A research report states that as of August 18, the national average pig price was 13.55 yuan/kg, down 0.21 yuan/kg from the previous week, with prices continuing to decline throughout the week and hitting new annual lows. Recently, supply-side capacity release has been active, but demand reception has been weak. In the short term, pig supply in the second half of 2025 has been determined by capacity from the second half of 2024 to the first half of 2025. During this stage, breeding stock inventory and newborn piglet quantities have both increased month-over-month, with supply pressure expected to be significant in the second half of 2025, especially in Q4. Policy support may slow the pace of pig price decline. The concentrated effect of policies may not appear until the second half of 2026, when pig price centers are expected to rise.
Related concept stocks:
DEKON AGR (02419): DEKON AGR announced that in July 2025, the company sold 780,200 pigs (including 741,900 commercial meat pigs) with sales revenue of RMB 1.427 billion. In July 2025, the company's average commercial meat pig selling price was RMB 14.21/kg, down 0.70% from June 2025. For the seven months ended July 31, 2025, the company sold a total of 5.8975 million pigs (including 5.5862 million commercial meat pigs) with sales revenue of RMB 11.449 billion.
COFCO JOYCOME (01610): COFCO JOYCOME announced that in June 2025, the company slaughtered 427,000 pigs, with a cumulative total of 2.898 million for the year. Fresh pork sales volume was 24,500 tons, with brand revenue accounting for 33.56% of fresh pork business, and average commercial large pig selling price at 14.08 yuan/kg.
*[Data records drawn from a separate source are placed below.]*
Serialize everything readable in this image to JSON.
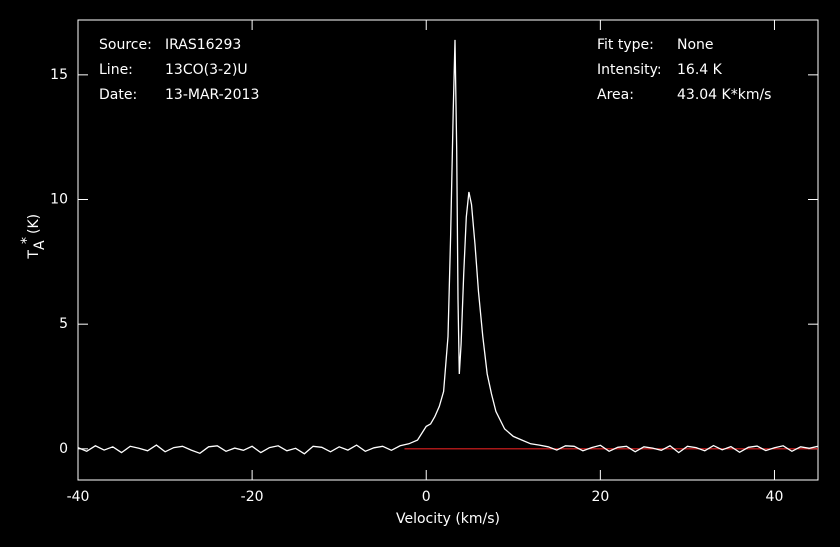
{
  "chart_data": {
    "type": "line",
    "xlabel": "Velocity (km/s)",
    "ylabel_main": "T",
    "ylabel_sup": "*",
    "ylabel_sub": "A",
    "ylabel_unit": "(K)",
    "info_left": [
      {
        "label": "Source:",
        "value": "IRAS16293"
      },
      {
        "label": "Line:",
        "value": "13CO(3-2)U"
      },
      {
        "label": "Date:",
        "value": "13-MAR-2013"
      }
    ],
    "info_right": [
      {
        "label": "Fit type:",
        "value": "None"
      },
      {
        "label": "Intensity:",
        "value": "16.4 K"
      },
      {
        "label": "Area:",
        "value": "43.04 K*km/s"
      }
    ],
    "xlim": [
      -40,
      45
    ],
    "ylim": [
      -1.25,
      17.2
    ],
    "xticks": [
      -40,
      -20,
      0,
      20,
      40
    ],
    "yticks": [
      0,
      5,
      10,
      15
    ],
    "background": "#000000",
    "baseline": {
      "value": 0,
      "xlim": [
        -2.5,
        45
      ],
      "color": "#e02020"
    },
    "x": [
      -40,
      -39,
      -38,
      -37,
      -36,
      -35,
      -34,
      -33,
      -32,
      -31,
      -30,
      -29,
      -28,
      -27,
      -26,
      -25,
      -24,
      -23,
      -22,
      -21,
      -20,
      -19,
      -18,
      -17,
      -16,
      -15,
      -14,
      -13,
      -12,
      -11,
      -10,
      -9,
      -8,
      -7,
      -6,
      -5,
      -4,
      -3,
      -2,
      -1,
      0,
      0.5,
      1,
      1.5,
      2,
      2.5,
      2.8,
      3.1,
      3.3,
      3.5,
      3.65,
      3.8,
      4.0,
      4.3,
      4.6,
      4.9,
      5.2,
      5.6,
      6,
      6.5,
      7,
      7.5,
      8,
      9,
      10,
      11,
      12,
      13,
      14,
      15,
      16,
      17,
      18,
      19,
      20,
      21,
      22,
      23,
      24,
      25,
      26,
      27,
      28,
      29,
      30,
      31,
      32,
      33,
      34,
      35,
      36,
      37,
      38,
      39,
      40,
      41,
      42,
      43,
      44,
      45
    ],
    "series": [
      {
        "color": "#ffffff",
        "values": [
          0.05,
          -0.1,
          0.12,
          -0.05,
          0.08,
          -0.15,
          0.1,
          0.02,
          -0.08,
          0.15,
          -0.12,
          0.05,
          0.1,
          -0.05,
          -0.18,
          0.08,
          0.12,
          -0.1,
          0.03,
          -0.06,
          0.1,
          -0.15,
          0.05,
          0.12,
          -0.08,
          0.02,
          -0.2,
          0.1,
          0.06,
          -0.12,
          0.08,
          -0.05,
          0.15,
          -0.1,
          0.04,
          0.1,
          -0.06,
          0.12,
          0.2,
          0.35,
          0.9,
          1.0,
          1.3,
          1.7,
          2.3,
          4.5,
          8.5,
          13.5,
          16.4,
          12,
          6,
          3.0,
          4.2,
          7,
          9.3,
          10.3,
          9.8,
          8.2,
          6.3,
          4.5,
          3.0,
          2.2,
          1.5,
          0.8,
          0.5,
          0.35,
          0.2,
          0.15,
          0.08,
          -0.05,
          0.12,
          0.1,
          -0.08,
          0.05,
          0.14,
          -0.1,
          0.06,
          0.1,
          -0.12,
          0.08,
          0.03,
          -0.06,
          0.12,
          -0.15,
          0.1,
          0.05,
          -0.08,
          0.13,
          -0.04,
          0.09,
          -0.14,
          0.06,
          0.11,
          -0.07,
          0.04,
          0.12,
          -0.1,
          0.08,
          0.02,
          0.1
        ]
      }
    ]
  }
}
WH GROUP (00288): In July, CICC released a research report maintaining WH GROUP's core attributable net profit forecasts of $1.614 billion and $1.683 billion for 2025/2026. The company trades at 8.1/7.8x 2025/2026 P/E; maintaining target price of HK$8.56/share, corresponding to 8.7/8.4x 2025/2026 P/E and nearly 7.8% upside, maintaining outperform rating. The firm expects WH GROUP's Q2 2024 operating profit on a comparable basis to potentially grow in low double digits year-over-year (excluding the impact of government subsidies in Q2 2024 US operations), in line with market expectations.